Me dejó ver mientras la hacía. No me dejaba usar las tijeras, pero me enseñó a meter el hilo en el ojo de la aguja. Cada vez que le pasaba la aguja preparada me decía: “¿Ves este agujerito, Qayah? Es más fácil que un camello pase por él a que un rico entre al Reino de los Cielos”.
—¿Qué es un camello, mayrik?11
—Es un animal muy grande, sirelis.12
—¿Más grande que un caballo?
—Sí, más grande.
—¿Y qué es un rico?
—Un hombre con el alma muerta.
—¿Qué significa “muerta”, mayrik?
Y ya no respondía.
* * *
Cuando los soldados turcos irrumpieron en su casa aquella mañana y detuvieron a su padre, Qayah no entendió qué estaba pasando.
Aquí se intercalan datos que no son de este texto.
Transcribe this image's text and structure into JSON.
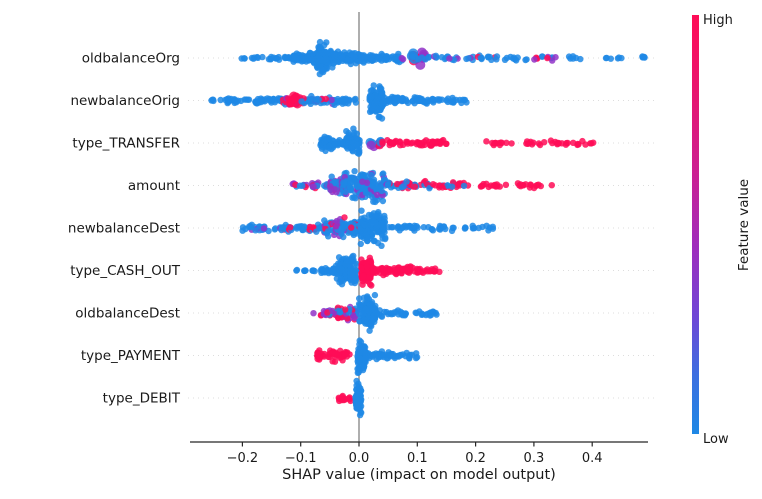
{
  "chart_data": {
    "type": "scatter",
    "subtype": "shap-beeswarm",
    "title": "",
    "xlabel": "SHAP value (impact on model output)",
    "ylabel": "",
    "xlim": [
      -0.29,
      0.5
    ],
    "x_ticks": [
      -0.2,
      -0.1,
      0.0,
      0.1,
      0.2,
      0.3,
      0.4
    ],
    "x_tick_labels": [
      "−0.2",
      "−0.1",
      "0.0",
      "0.1",
      "0.2",
      "0.3",
      "0.4"
    ],
    "grid": "dotted-horizontal",
    "zero_line": true,
    "colorbar": {
      "label": "Feature value",
      "high_label": "High",
      "low_label": "Low",
      "color_high": "#ff0d57",
      "color_mid": "#9234c8",
      "color_low": "#1e88e5"
    },
    "palette": {
      "low": "#1e88e5",
      "high": "#ff0d57",
      "mid": "#9234c8"
    },
    "features": [
      {
        "name": "oldbalanceOrg",
        "clusters": [
          {
            "a": -0.205,
            "b": -0.19,
            "n": 3,
            "s": 1.0,
            "c": [
              [
                "low",
                1
              ]
            ]
          },
          {
            "a": -0.185,
            "b": -0.162,
            "n": 6,
            "s": 1.0,
            "c": [
              [
                "low",
                1
              ]
            ]
          },
          {
            "a": -0.155,
            "b": -0.115,
            "n": 18,
            "s": 1.5,
            "c": [
              [
                "low",
                1
              ]
            ]
          },
          {
            "a": -0.115,
            "b": -0.085,
            "n": 40,
            "s": 4.0,
            "c": [
              [
                "low",
                1
              ]
            ]
          },
          {
            "a": -0.085,
            "b": -0.045,
            "n": 90,
            "s": 7.0,
            "c": [
              [
                "low",
                1
              ]
            ]
          },
          {
            "a": -0.072,
            "b": -0.055,
            "n": 70,
            "s": 13.0,
            "c": [
              [
                "low",
                1
              ]
            ]
          },
          {
            "a": -0.045,
            "b": 0.0,
            "n": 70,
            "s": 5.0,
            "c": [
              [
                "low",
                1
              ]
            ]
          },
          {
            "a": 0.0,
            "b": 0.07,
            "n": 60,
            "s": 3.5,
            "c": [
              [
                "low",
                1
              ]
            ]
          },
          {
            "a": 0.09,
            "b": 0.112,
            "n": 16,
            "s": 5.0,
            "c": [
              [
                "mid",
                2
              ],
              [
                "high",
                1
              ],
              [
                "low",
                1
              ]
            ],
            "r": 5
          },
          {
            "a": 0.07,
            "b": 0.2,
            "n": 30,
            "s": 2.2,
            "c": [
              [
                "low",
                5
              ],
              [
                "mid",
                1
              ]
            ]
          },
          {
            "a": 0.2,
            "b": 0.245,
            "n": 12,
            "s": 2.0,
            "c": [
              [
                "low",
                3
              ],
              [
                "high",
                1
              ]
            ]
          },
          {
            "a": 0.25,
            "b": 0.3,
            "n": 10,
            "s": 2.0,
            "c": [
              [
                "low",
                1
              ]
            ]
          },
          {
            "a": 0.3,
            "b": 0.345,
            "n": 12,
            "s": 2.0,
            "c": [
              [
                "high",
                2
              ],
              [
                "mid",
                1
              ],
              [
                "low",
                1
              ]
            ]
          },
          {
            "a": 0.35,
            "b": 0.38,
            "n": 6,
            "s": 1.5,
            "c": [
              [
                "low",
                1
              ]
            ]
          },
          {
            "a": 0.42,
            "b": 0.46,
            "n": 6,
            "s": 1.2,
            "c": [
              [
                "low",
                1
              ]
            ]
          },
          {
            "a": 0.47,
            "b": 0.5,
            "n": 5,
            "s": 1.2,
            "c": [
              [
                "low",
                1
              ]
            ]
          }
        ]
      },
      {
        "name": "newbalanceOrig",
        "clusters": [
          {
            "a": -0.255,
            "b": -0.235,
            "n": 5,
            "s": 1.2,
            "c": [
              [
                "low",
                1
              ]
            ]
          },
          {
            "a": -0.23,
            "b": -0.135,
            "n": 55,
            "s": 2.5,
            "c": [
              [
                "low",
                1
              ]
            ]
          },
          {
            "a": -0.135,
            "b": -0.1,
            "n": 40,
            "s": 4.0,
            "c": [
              [
                "high",
                2
              ],
              [
                "mid",
                1
              ],
              [
                "low",
                2
              ]
            ]
          },
          {
            "a": -0.118,
            "b": -0.105,
            "n": 12,
            "s": 5.0,
            "c": [
              [
                "high",
                3
              ],
              [
                "mid",
                1
              ]
            ],
            "r": 4.5
          },
          {
            "a": -0.1,
            "b": -0.04,
            "n": 45,
            "s": 3.5,
            "c": [
              [
                "low",
                6
              ],
              [
                "mid",
                1
              ],
              [
                "high",
                1
              ]
            ]
          },
          {
            "a": -0.04,
            "b": -0.005,
            "n": 25,
            "s": 3.0,
            "c": [
              [
                "low",
                1
              ]
            ]
          },
          {
            "a": 0.018,
            "b": 0.042,
            "n": 110,
            "s": 13.0,
            "c": [
              [
                "low",
                1
              ]
            ]
          },
          {
            "a": 0.042,
            "b": 0.12,
            "n": 55,
            "s": 3.0,
            "c": [
              [
                "low",
                1
              ]
            ]
          },
          {
            "a": 0.12,
            "b": 0.185,
            "n": 25,
            "s": 2.5,
            "c": [
              [
                "low",
                1
              ]
            ]
          }
        ]
      },
      {
        "name": "type_TRANSFER",
        "clusters": [
          {
            "a": -0.068,
            "b": -0.044,
            "n": 40,
            "s": 7.0,
            "c": [
              [
                "low",
                1
              ]
            ]
          },
          {
            "a": -0.044,
            "b": -0.022,
            "n": 18,
            "s": 3.0,
            "c": [
              [
                "low",
                1
              ]
            ]
          },
          {
            "a": -0.022,
            "b": 0.002,
            "n": 65,
            "s": 11.0,
            "c": [
              [
                "low",
                1
              ]
            ]
          },
          {
            "a": 0.018,
            "b": 0.038,
            "n": 10,
            "s": 3.0,
            "c": [
              [
                "low",
                2
              ],
              [
                "mid",
                2
              ],
              [
                "high",
                1
              ]
            ],
            "r": 4.5
          },
          {
            "a": 0.04,
            "b": 0.15,
            "n": 55,
            "s": 2.6,
            "c": [
              [
                "high",
                1
              ]
            ]
          },
          {
            "a": 0.215,
            "b": 0.265,
            "n": 12,
            "s": 2.0,
            "c": [
              [
                "high",
                1
              ]
            ]
          },
          {
            "a": 0.275,
            "b": 0.3,
            "n": 7,
            "s": 2.0,
            "c": [
              [
                "high",
                1
              ]
            ]
          },
          {
            "a": 0.308,
            "b": 0.36,
            "n": 14,
            "s": 2.0,
            "c": [
              [
                "high",
                1
              ]
            ]
          },
          {
            "a": 0.365,
            "b": 0.405,
            "n": 9,
            "s": 2.0,
            "c": [
              [
                "high",
                1
              ]
            ]
          }
        ]
      },
      {
        "name": "amount",
        "clusters": [
          {
            "a": -0.115,
            "b": -0.05,
            "n": 38,
            "s": 2.6,
            "c": [
              [
                "mid",
                3
              ],
              [
                "high",
                2
              ],
              [
                "low",
                2
              ]
            ]
          },
          {
            "a": -0.05,
            "b": -0.028,
            "n": 40,
            "s": 7.0,
            "c": [
              [
                "mid",
                2
              ],
              [
                "low",
                3
              ],
              [
                "high",
                1
              ]
            ]
          },
          {
            "a": -0.028,
            "b": 0.045,
            "n": 160,
            "s": 13.0,
            "c": [
              [
                "low",
                4
              ],
              [
                "mid",
                1
              ]
            ]
          },
          {
            "a": 0.045,
            "b": 0.125,
            "n": 50,
            "s": 3.2,
            "c": [
              [
                "high",
                2
              ],
              [
                "low",
                2
              ],
              [
                "mid",
                1
              ]
            ]
          },
          {
            "a": 0.125,
            "b": 0.2,
            "n": 26,
            "s": 2.6,
            "c": [
              [
                "high",
                3
              ],
              [
                "low",
                1
              ]
            ]
          },
          {
            "a": 0.205,
            "b": 0.26,
            "n": 14,
            "s": 2.0,
            "c": [
              [
                "high",
                1
              ]
            ]
          },
          {
            "a": 0.27,
            "b": 0.34,
            "n": 16,
            "s": 2.0,
            "c": [
              [
                "high",
                1
              ]
            ]
          }
        ]
      },
      {
        "name": "newbalanceDest",
        "clusters": [
          {
            "a": -0.2,
            "b": -0.135,
            "n": 28,
            "s": 2.4,
            "c": [
              [
                "low",
                6
              ],
              [
                "mid",
                1
              ]
            ]
          },
          {
            "a": -0.135,
            "b": -0.06,
            "n": 45,
            "s": 3.0,
            "c": [
              [
                "low",
                5
              ],
              [
                "high",
                1
              ]
            ]
          },
          {
            "a": -0.06,
            "b": -0.018,
            "n": 70,
            "s": 8.0,
            "c": [
              [
                "low",
                3
              ],
              [
                "mid",
                1
              ],
              [
                "high",
                1
              ]
            ]
          },
          {
            "a": -0.018,
            "b": 0.002,
            "n": 45,
            "s": 6.0,
            "c": [
              [
                "low",
                4
              ],
              [
                "high",
                1
              ]
            ]
          },
          {
            "a": 0.002,
            "b": 0.045,
            "n": 130,
            "s": 13.0,
            "c": [
              [
                "low",
                1
              ]
            ]
          },
          {
            "a": 0.05,
            "b": 0.105,
            "n": 22,
            "s": 2.6,
            "c": [
              [
                "low",
                1
              ]
            ]
          },
          {
            "a": 0.11,
            "b": 0.165,
            "n": 16,
            "s": 2.4,
            "c": [
              [
                "low",
                1
              ]
            ]
          },
          {
            "a": 0.175,
            "b": 0.23,
            "n": 14,
            "s": 2.4,
            "c": [
              [
                "low",
                1
              ]
            ]
          }
        ]
      },
      {
        "name": "type_CASH_OUT",
        "clusters": [
          {
            "a": -0.112,
            "b": -0.106,
            "n": 2,
            "s": 1.0,
            "c": [
              [
                "low",
                1
              ]
            ]
          },
          {
            "a": -0.096,
            "b": -0.07,
            "n": 8,
            "s": 1.3,
            "c": [
              [
                "low",
                1
              ]
            ]
          },
          {
            "a": -0.066,
            "b": -0.038,
            "n": 28,
            "s": 3.0,
            "c": [
              [
                "low",
                1
              ]
            ]
          },
          {
            "a": -0.038,
            "b": -0.004,
            "n": 120,
            "s": 12.0,
            "c": [
              [
                "low",
                1
              ]
            ]
          },
          {
            "a": 0.004,
            "b": 0.022,
            "n": 100,
            "s": 12.0,
            "c": [
              [
                "high",
                1
              ]
            ]
          },
          {
            "a": 0.022,
            "b": 0.095,
            "n": 60,
            "s": 3.4,
            "c": [
              [
                "high",
                1
              ]
            ]
          },
          {
            "a": 0.095,
            "b": 0.138,
            "n": 24,
            "s": 2.8,
            "c": [
              [
                "high",
                1
              ]
            ]
          }
        ]
      },
      {
        "name": "oldbalanceDest",
        "clusters": [
          {
            "a": -0.078,
            "b": -0.073,
            "n": 1,
            "s": 1.0,
            "c": [
              [
                "mid",
                1
              ]
            ]
          },
          {
            "a": -0.066,
            "b": -0.04,
            "n": 22,
            "s": 3.2,
            "c": [
              [
                "mid",
                2
              ],
              [
                "high",
                2
              ],
              [
                "low",
                1
              ]
            ]
          },
          {
            "a": -0.04,
            "b": -0.004,
            "n": 50,
            "s": 6.0,
            "c": [
              [
                "low",
                3
              ],
              [
                "mid",
                2
              ],
              [
                "high",
                1
              ]
            ]
          },
          {
            "a": 0.0,
            "b": 0.028,
            "n": 110,
            "s": 13.0,
            "c": [
              [
                "low",
                1
              ]
            ]
          },
          {
            "a": 0.028,
            "b": 0.082,
            "n": 26,
            "s": 2.6,
            "c": [
              [
                "low",
                1
              ]
            ]
          },
          {
            "a": 0.095,
            "b": 0.14,
            "n": 16,
            "s": 2.6,
            "c": [
              [
                "low",
                1
              ]
            ]
          }
        ]
      },
      {
        "name": "type_PAYMENT",
        "clusters": [
          {
            "a": -0.072,
            "b": -0.046,
            "n": 26,
            "s": 4.5,
            "c": [
              [
                "high",
                1
              ]
            ]
          },
          {
            "a": -0.046,
            "b": -0.016,
            "n": 32,
            "s": 5.0,
            "c": [
              [
                "high",
                1
              ]
            ]
          },
          {
            "a": -0.003,
            "b": 0.012,
            "n": 95,
            "s": 13.0,
            "c": [
              [
                "low",
                1
              ]
            ]
          },
          {
            "a": 0.012,
            "b": 0.062,
            "n": 40,
            "s": 3.0,
            "c": [
              [
                "low",
                1
              ]
            ]
          },
          {
            "a": 0.062,
            "b": 0.1,
            "n": 16,
            "s": 2.4,
            "c": [
              [
                "low",
                1
              ]
            ]
          }
        ]
      },
      {
        "name": "type_DEBIT",
        "clusters": [
          {
            "a": -0.037,
            "b": -0.013,
            "n": 14,
            "s": 2.4,
            "c": [
              [
                "high",
                1
              ]
            ]
          },
          {
            "a": -0.006,
            "b": 0.004,
            "n": 80,
            "s": 13.0,
            "c": [
              [
                "low",
                1
              ]
            ]
          }
        ]
      }
    ]
  }
}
Su madre gritaba y les suplicaba que lo perdonaran, pero no le hacían caso. Los militares ataron a su padre como si fuera un perro rabioso, lo obligaron a arrodillarse y lo sacaron a rastras. Llevaba su ropa buena de domingo, como el resto de la familia. Qayah tenía puesto su vestido rosa nuevo. Estaban preparándose para ir a misa dominical a la cercana iglesia Sourp Sarkis.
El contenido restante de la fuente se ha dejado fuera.